Одиннадцать часов двадцать минут. Он ждет еще пять минут. Они хотят, чтобы он прирос к стулу. Еще пять минут – и он сочтет свои предложения за давностью потерявшими силу, и тогда прошу покорно, господа хорошие!
Одиннадцать часов двадцать пять минут. Он уже выучил назубок номер «Мебельного торговца», который лежал на столе в приемной. Они там, в конторе, чертовски долго совещаются. К добру ли это? Была бы здесь хоть секретарша, чтобы послать напомнить о себе. Безобразие. Но он возместит им это сторицей.
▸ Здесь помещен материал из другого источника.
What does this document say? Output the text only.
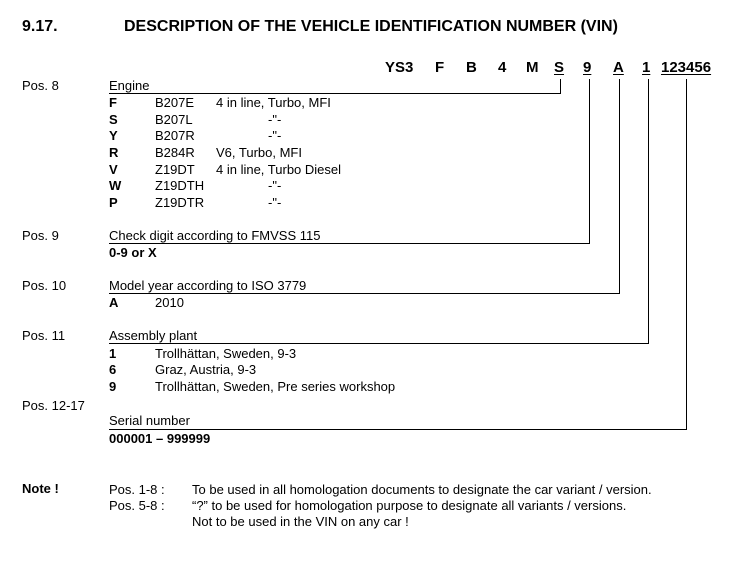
9.17.	DESCRIPTION OF THE VEHICLE IDENTIFICATION NUMBER (VIN)
YS3 F B 4 M S 9 A 1 123456
Pos. 8	Engine
F	B207E 4 in line, Turbo, MFI
S	B207L	-"-
Y	B207R	-"-
R	B284R V6, Turbo, MFI
V	Z19DT 4 in line, Turbo Diesel
W	Z19DTH	-"-
P	Z19DTR	-"-
Pos. 9	Check digit according to FMVSS 115
0-9 or X
Pos. 10	Model year according to ISO 3779
A	2010
Pos. 11	Assembly plant
1	Trollhättan, Sweden, 9-3
6	Graz, Austria, 9-3
9	Trollhättan, Sweden, Pre series workshop
Pos. 12-17
Serial number
000001 – 999999
Note !	Pos. 1-8 : To be used in all homologation documents to designate the car variant / version.
Pos. 5-8 : “?” to be used for homologation purpose to designate all variants / versions.
Not to be used in the VIN on any car !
Одиннадцать часов двадцать шесть минут. Его просят в кабинет.
Мартин Опперман сидит один. Генриху Вельсу кажется вдруг, что он предпочел бы иметь дело с пятью-шестью противниками, чем с одним Мартином. Мартин – самый вредный. С ним трудней всего справиться.
Мартин Опперман встает навстречу Генриху Вельсу.
– Прошу прощения, я заставил вас ждать, – говорит он учтиво. Мартин намеревался было проявить еще большую учтивость и привести причину своего опоздания. Но суровое, тяжелое лицо Вельса, как всегда, оттолкнуло его, и он не сделал этого.
– К сожалению, в наши дни единственное, чем деловой человек обладает в избытке, – это время, – мрачным, скрипучим голосом ответил Вельс.
Сонные глаза Мартина Оппермана сосредоточенно и серьезно оглядывают крупную фигуру Вельса. Мартин старается говорить возможно учтивее.
– Я долго и всесторонне обдумывал ваши предложения, господин Вельс, – говорит он. – В принципе мы согласны обсудить их, несмотря на целый ряд сомнений. Наш баланс лучше вашего, господин Вельс. Но я буду с вами откровенен: удовлетворительным его не назовешь. Он неудовлетворителен.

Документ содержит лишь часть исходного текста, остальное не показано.